My father grew up struggling with reading. He was an outdoors guy, and all he cared about was the woods and the swamp. As a kid, he really had a terrible time with school. I heard a lot around the dinner table about kids who didn’t read. And it was always assumed that those kids could learn to read. It was the teacher’s job to figure out how to make that happen. So I grew up with that idea bouncing around in my head.
How do you write so compassionately about screwups like Travis’s grandfather?
He’s kind of a careless, pissed-off drunk. I guess I have a lot of sympathy for people. Part of it is the fact that I myself am a recovering alcoholic. So I’ve listened to hundreds and hundreds of stories over the years of people who have behaved very badly and feel very bad about it and who really want to make it right and really don’t know how. You know, people don’t behave badly because they want to be jerks. And yet children, especially, are so affected by others’ bad behavior. I really loved writing about the relationship between Travis and Grandpa because, of course, I knew from the beginning that Grandpa wanted to do better.
You create strong, convincing characters, like supersmart Bradley, Mr. McQueen the reading teacher, and Connie, who gives Velveeta a key to the town library. Are you like any of them?
Where I really snuck myself in is in Connie, who’s a very small-rural-town librarian. I actually worked in our town’s rural library for a while when I first moved back to Wisconsin. She was a chance to have somebody a little outside the small-town circle, who would be able to make a difference and who’s crazy about books.

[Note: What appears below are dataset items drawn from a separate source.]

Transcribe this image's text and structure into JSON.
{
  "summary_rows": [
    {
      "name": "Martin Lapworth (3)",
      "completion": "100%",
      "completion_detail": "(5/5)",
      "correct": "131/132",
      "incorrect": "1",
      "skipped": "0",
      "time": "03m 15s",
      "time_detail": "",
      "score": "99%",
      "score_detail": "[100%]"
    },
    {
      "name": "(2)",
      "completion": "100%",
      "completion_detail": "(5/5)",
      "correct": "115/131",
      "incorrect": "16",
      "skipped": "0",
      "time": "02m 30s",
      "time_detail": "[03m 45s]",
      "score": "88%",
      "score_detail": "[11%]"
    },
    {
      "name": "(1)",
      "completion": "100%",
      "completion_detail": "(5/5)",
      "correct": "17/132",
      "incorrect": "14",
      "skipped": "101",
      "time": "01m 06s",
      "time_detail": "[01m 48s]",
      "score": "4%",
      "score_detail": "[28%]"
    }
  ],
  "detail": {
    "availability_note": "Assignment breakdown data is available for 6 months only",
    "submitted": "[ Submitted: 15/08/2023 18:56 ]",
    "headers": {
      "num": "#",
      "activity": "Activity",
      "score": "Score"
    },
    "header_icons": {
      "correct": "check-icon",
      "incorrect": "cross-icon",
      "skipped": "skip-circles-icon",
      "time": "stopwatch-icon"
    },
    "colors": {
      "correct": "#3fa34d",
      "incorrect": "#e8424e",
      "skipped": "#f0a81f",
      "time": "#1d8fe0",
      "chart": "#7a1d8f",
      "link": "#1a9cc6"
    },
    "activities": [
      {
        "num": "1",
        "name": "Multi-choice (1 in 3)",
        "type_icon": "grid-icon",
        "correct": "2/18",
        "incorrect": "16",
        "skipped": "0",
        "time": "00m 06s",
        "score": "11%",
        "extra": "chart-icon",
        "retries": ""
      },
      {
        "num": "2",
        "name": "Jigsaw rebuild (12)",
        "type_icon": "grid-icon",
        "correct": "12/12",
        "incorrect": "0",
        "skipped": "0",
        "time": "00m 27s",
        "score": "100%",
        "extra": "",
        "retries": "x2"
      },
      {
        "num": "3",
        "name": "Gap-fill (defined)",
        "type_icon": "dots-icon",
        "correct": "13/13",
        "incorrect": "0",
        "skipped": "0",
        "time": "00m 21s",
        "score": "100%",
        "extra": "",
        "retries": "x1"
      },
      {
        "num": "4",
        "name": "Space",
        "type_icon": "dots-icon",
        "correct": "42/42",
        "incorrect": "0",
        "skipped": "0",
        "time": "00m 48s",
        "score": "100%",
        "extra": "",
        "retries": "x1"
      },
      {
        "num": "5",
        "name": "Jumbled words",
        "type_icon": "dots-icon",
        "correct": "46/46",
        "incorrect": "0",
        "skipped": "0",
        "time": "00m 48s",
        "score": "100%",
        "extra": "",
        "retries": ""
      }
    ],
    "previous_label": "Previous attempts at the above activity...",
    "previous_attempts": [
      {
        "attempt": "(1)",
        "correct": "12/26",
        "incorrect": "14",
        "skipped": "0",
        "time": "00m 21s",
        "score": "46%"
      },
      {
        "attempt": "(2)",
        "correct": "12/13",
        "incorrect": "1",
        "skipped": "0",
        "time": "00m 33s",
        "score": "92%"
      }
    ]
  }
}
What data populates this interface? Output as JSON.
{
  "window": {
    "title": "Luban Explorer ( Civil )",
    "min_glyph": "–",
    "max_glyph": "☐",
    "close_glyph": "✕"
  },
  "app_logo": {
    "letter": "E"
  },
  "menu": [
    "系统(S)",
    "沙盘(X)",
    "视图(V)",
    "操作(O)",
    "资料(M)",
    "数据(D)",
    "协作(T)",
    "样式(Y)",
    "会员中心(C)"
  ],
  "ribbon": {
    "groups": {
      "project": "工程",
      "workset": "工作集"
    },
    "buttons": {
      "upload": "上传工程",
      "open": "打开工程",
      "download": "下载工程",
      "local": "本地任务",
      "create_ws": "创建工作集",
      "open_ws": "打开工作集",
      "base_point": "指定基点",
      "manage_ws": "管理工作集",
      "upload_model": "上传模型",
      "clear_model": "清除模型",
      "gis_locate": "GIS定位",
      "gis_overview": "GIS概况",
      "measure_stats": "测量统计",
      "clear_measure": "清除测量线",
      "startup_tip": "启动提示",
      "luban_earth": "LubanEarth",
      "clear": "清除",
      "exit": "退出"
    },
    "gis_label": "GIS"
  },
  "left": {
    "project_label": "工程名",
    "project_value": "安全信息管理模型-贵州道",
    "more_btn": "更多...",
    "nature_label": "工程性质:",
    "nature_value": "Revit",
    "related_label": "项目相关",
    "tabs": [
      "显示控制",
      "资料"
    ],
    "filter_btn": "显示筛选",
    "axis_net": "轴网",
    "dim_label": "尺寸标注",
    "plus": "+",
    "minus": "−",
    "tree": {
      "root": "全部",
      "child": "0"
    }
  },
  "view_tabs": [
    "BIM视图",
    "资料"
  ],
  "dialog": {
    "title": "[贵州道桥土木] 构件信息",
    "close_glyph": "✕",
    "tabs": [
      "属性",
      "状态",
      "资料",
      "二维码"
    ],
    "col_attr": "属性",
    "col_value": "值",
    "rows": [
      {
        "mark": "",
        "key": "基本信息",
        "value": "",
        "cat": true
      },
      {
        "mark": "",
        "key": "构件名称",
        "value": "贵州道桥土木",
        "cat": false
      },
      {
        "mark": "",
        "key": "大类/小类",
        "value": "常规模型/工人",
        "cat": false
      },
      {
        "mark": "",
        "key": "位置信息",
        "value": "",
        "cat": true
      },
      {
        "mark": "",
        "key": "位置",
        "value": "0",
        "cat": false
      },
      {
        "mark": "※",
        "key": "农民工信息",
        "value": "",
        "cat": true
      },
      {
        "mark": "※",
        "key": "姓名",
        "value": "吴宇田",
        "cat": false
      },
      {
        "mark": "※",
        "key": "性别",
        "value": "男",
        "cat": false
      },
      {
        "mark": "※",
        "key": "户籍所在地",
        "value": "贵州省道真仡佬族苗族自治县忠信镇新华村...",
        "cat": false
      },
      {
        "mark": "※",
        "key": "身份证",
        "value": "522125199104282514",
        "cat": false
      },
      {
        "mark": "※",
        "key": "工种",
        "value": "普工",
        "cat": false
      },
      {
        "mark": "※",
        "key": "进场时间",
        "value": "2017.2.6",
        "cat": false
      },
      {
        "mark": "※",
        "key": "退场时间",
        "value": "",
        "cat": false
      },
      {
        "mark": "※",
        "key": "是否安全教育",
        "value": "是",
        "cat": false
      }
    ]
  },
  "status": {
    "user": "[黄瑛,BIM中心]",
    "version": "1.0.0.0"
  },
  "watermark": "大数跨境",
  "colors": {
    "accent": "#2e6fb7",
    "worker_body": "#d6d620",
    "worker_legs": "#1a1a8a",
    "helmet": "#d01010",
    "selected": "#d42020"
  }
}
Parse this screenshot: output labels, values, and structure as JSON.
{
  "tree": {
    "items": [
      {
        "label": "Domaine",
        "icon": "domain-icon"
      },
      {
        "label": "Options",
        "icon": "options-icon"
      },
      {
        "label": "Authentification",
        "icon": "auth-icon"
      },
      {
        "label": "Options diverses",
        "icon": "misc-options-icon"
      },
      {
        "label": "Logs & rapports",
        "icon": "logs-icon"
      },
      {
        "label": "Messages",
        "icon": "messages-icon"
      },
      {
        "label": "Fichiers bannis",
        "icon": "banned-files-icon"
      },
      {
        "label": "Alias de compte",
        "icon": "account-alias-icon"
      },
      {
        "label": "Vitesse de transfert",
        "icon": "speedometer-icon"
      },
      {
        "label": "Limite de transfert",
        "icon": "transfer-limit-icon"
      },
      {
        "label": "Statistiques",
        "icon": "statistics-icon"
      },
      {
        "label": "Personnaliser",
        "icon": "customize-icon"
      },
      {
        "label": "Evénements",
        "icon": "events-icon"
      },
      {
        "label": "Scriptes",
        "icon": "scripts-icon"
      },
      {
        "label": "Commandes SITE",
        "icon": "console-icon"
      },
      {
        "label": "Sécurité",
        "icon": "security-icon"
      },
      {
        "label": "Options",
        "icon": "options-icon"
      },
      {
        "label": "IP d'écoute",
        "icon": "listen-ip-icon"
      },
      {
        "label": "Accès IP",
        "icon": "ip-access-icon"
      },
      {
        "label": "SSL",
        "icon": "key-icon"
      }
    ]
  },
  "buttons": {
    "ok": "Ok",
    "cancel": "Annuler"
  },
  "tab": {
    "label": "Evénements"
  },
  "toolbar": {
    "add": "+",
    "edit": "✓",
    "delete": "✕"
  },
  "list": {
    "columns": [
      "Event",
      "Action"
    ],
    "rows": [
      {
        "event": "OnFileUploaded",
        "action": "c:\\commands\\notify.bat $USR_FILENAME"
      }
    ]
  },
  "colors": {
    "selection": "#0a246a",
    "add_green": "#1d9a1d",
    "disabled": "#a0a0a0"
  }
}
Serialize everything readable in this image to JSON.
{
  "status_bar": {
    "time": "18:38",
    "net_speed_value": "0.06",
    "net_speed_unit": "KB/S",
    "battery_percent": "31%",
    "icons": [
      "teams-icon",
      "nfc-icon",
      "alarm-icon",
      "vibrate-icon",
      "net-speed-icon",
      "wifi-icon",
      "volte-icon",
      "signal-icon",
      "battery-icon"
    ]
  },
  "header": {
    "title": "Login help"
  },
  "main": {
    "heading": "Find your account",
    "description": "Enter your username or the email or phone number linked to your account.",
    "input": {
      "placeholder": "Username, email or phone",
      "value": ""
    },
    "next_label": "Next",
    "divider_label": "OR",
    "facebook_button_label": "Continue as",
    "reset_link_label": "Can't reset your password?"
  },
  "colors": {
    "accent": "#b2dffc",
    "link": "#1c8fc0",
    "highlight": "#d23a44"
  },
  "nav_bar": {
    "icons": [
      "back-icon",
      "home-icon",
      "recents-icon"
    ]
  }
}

Why’d you move back to Wisconsin, after 25 years of living in places like Berkeley, CA, and Minneapolis?
I grew up on a lot of land, because my parents owned a summer camp. We had 17 acres, and when my father died, my mom passed them over to me. And that land, which has a swamp and woods, was like a huge magnet calling me back. It’s a perfect place to write. It’s so beautiful. Much of the time that I was working on Bluefish, I spent sitting in a canoe in the middle of the lake or walking through those woods or sitting on the edge of the swamp where Velveeta and Travis sat.
On the surface, Bluefish is about a kid who struggles with some huge challenges. But what’s the story really about?
Actually, a friend of mine, who had a really hard time reading growing up and who the book is dedicated to, told me many drafts in, “Well, Pat Schmatz, you’ve written a love story.” I go, “It’s not a love story.” And she goes, “Yes, it is.” And at that point, I realized that it really was not about romantic love so much as a love story of small kindnesses and connection. What the story is really about is the connection that comes when you pay attention enough to really see somebody—those moments when you just see that one glimpse and go, “Oh! There you are.”